What's the peak performance with 32-bit integers?

As I understand, peak performance for FP counted as #ALU * ALU speed * 3. “3” because it’s possible to do MAD+MUL in one clock, so, for example, GTX260 w/ 192 SP peaks on 192 * 1.242 * 3 = 715 GFLOPS.
However, I’m interested in peak performance only with 32-bit integers while no MAD/MUL needed. So it should peaks at 192 * 1.242 = 238.5 G(IOPS? not sure how to define this as IOPS more counts as “input/output operations per second”…). Anyway, real results gives me performance about 1.5 higher than theoretical value. It’s not compiler issue (which can optimize out something). So now I’m puzzled why it happens.
I’ve tested same calculations on ATI GPUs and with HD4850 practical results perfectly match theoretical ones (HD4850 running 160 ALUs able to do 5 operations per clock @ 625Mhz == 160 * 5 * 0.625 == 500).

What I’m missed?
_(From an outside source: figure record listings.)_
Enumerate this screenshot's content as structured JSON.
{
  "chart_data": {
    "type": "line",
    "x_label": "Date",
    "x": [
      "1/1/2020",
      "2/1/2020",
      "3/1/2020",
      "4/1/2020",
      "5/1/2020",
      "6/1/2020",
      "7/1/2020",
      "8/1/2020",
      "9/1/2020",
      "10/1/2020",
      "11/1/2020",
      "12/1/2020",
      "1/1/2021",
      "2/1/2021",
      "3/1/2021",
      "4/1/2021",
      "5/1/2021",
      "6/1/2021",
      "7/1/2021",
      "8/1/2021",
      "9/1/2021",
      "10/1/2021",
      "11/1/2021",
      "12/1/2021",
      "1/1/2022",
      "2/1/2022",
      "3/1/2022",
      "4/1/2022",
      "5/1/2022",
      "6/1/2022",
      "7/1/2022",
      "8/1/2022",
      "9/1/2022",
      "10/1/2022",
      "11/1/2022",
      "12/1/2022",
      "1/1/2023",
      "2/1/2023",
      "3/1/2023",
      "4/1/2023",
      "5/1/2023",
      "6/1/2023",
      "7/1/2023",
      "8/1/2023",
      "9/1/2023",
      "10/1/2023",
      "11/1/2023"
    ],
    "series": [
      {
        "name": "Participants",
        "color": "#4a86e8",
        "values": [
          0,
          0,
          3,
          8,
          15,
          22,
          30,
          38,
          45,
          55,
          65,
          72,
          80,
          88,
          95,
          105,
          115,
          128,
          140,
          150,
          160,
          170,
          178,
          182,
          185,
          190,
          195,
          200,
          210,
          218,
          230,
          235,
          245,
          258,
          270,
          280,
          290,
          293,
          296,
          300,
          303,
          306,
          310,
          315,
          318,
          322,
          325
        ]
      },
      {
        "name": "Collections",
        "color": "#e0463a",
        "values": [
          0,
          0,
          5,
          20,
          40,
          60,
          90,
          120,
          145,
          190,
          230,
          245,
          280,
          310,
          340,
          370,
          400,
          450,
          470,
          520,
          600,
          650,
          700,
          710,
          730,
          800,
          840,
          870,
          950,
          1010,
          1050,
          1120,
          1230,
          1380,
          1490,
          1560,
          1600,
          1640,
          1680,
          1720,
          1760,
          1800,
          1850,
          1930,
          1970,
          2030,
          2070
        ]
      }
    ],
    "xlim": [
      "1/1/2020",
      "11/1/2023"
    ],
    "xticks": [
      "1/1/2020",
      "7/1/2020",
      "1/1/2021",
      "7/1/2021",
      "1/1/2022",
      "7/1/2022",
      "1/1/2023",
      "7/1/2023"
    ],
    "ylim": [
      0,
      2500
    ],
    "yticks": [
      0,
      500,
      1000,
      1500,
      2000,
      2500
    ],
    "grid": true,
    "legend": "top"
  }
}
This 1.5x looks really weird, at least it should be close to integer value :).

What kind of integer operations are you testing? There is a large speed difference between integer addition and (32-bit) integer multiplication on the GPU.
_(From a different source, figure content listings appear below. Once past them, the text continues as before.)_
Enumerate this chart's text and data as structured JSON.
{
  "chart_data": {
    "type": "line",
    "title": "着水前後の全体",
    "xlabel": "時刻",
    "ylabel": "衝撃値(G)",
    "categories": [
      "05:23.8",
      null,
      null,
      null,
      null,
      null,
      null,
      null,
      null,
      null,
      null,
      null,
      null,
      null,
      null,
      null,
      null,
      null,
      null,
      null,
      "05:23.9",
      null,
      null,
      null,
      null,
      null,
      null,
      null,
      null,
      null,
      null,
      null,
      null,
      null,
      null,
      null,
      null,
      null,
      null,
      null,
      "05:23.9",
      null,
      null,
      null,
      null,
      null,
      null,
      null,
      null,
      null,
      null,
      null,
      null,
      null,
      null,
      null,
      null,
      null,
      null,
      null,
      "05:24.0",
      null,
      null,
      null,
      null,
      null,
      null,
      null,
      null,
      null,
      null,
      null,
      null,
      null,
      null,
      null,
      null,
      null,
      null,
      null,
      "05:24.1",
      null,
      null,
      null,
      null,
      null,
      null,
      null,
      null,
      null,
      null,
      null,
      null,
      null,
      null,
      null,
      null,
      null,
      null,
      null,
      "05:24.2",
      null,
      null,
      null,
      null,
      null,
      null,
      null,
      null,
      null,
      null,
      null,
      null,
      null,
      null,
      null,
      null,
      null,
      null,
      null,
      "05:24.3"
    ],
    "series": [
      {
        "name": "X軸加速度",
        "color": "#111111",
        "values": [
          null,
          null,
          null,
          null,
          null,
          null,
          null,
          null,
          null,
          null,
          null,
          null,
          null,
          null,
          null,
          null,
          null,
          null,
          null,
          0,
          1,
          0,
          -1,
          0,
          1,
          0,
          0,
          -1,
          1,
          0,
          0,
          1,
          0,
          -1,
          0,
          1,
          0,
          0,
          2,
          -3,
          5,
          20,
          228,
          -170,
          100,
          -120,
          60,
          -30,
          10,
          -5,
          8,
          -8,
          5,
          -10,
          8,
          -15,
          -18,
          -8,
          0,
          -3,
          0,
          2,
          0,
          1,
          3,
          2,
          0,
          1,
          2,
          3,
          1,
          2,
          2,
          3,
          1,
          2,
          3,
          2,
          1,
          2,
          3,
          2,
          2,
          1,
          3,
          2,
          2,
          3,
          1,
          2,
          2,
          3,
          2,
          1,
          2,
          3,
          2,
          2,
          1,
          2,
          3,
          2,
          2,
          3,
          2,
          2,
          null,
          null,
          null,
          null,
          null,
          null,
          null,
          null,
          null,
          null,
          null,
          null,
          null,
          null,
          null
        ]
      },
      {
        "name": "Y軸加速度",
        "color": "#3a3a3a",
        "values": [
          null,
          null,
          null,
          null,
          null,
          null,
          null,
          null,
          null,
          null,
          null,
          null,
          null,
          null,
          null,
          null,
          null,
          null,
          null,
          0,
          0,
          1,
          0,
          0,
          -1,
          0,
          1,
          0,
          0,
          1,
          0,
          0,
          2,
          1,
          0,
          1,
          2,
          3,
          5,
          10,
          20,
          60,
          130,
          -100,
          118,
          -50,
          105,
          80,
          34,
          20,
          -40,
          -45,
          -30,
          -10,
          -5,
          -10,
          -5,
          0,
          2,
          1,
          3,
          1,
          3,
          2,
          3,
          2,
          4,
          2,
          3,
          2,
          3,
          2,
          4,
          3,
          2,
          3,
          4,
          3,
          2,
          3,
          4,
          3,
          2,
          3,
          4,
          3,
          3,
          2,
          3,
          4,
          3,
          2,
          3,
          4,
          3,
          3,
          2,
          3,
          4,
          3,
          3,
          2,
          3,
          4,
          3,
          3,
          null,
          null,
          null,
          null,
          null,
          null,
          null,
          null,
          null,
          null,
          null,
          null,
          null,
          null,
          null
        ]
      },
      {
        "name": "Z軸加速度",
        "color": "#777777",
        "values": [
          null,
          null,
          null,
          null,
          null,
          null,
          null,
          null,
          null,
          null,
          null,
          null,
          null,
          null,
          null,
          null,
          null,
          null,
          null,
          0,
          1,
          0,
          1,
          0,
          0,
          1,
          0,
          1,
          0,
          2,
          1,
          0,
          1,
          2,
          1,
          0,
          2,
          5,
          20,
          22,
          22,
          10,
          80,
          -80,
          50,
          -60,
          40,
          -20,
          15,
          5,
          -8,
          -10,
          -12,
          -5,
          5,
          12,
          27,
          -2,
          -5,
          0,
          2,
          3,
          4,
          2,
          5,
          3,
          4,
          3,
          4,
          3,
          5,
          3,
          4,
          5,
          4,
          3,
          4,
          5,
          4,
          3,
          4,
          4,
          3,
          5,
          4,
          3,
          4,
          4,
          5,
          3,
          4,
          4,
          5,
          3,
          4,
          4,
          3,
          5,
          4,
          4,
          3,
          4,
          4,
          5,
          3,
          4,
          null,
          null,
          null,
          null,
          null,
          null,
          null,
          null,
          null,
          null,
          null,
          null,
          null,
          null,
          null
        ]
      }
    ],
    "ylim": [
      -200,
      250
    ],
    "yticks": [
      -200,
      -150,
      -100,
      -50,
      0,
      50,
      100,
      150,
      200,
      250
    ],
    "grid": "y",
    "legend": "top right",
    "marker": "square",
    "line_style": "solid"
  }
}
No multiplications at all. In fact it’s SHA1 == many logical operations, adds and shifts, nothing complex.

Hmm, nobody knows such thing?

Actually it isn’t only integers, the same applies to SP floats without massive MAD/MUL usage. And DPFP too.

With ATI it’s possible to got performance degradation if instruction flow cannot be packed into 5 operations per ALU (it happens when data heavily depends on previous calculations), so even single thread vectorization required. AFAIK there no such problems with nVidia’s GPU as ALU can perform only 1 instruction per clock.

And looking at decuda’s output of compiled cubin I don’t see much fused operations (like add.half.b32 $r3, $r11, $r12), so my theory that 1.5x performance boost happens because of fused operations failed.

At least the throughput of DP should be fairly predictable. Are you sure of your timing measurements? Do you count non-arithmetic operations (mov) as well?

The same problem exists on NVIDIA GPUs, to a lesser extent. They have two execution pipes (MAD and SFU) that likely have higher latencies than ATI’s. The difference is that in the NVIDIA case instructions are scheduled by the hardware (superscalar) instead of the compiler (VLIW).

Performance is more difficult to predict on a superscalar than on a VLIW…

The “half” instructions seem to exist only to save instruction cache and memory bandwidth. They don’t execute faster than regular full-width operations.

You are getting higher performance because the hardware instruction scheduler dispatches instructions to both execution pipes (MAD+MUL is just a possibility, it can be anything like {MAD,MUL,ADD,MOV,AND,SHL…}+{MUL,MOV,RCP…}). MUL and MOV can be scheduled to the second unit, so they are essentially free if the MAD unit is the bottleneck.

So the peak integer performance is 2 ops/cycle/SP, if you have the right instruction mix.

Thanks a lot, this explains pretty everything.

Is it possible to get somewhere list of all possible instructions for each execution pipe? If second (“MUL”) pipe limited only to MOV & SPFP MUL it isn’t that good for integer calculations (at least without 32-bit integer MUL or some shifter).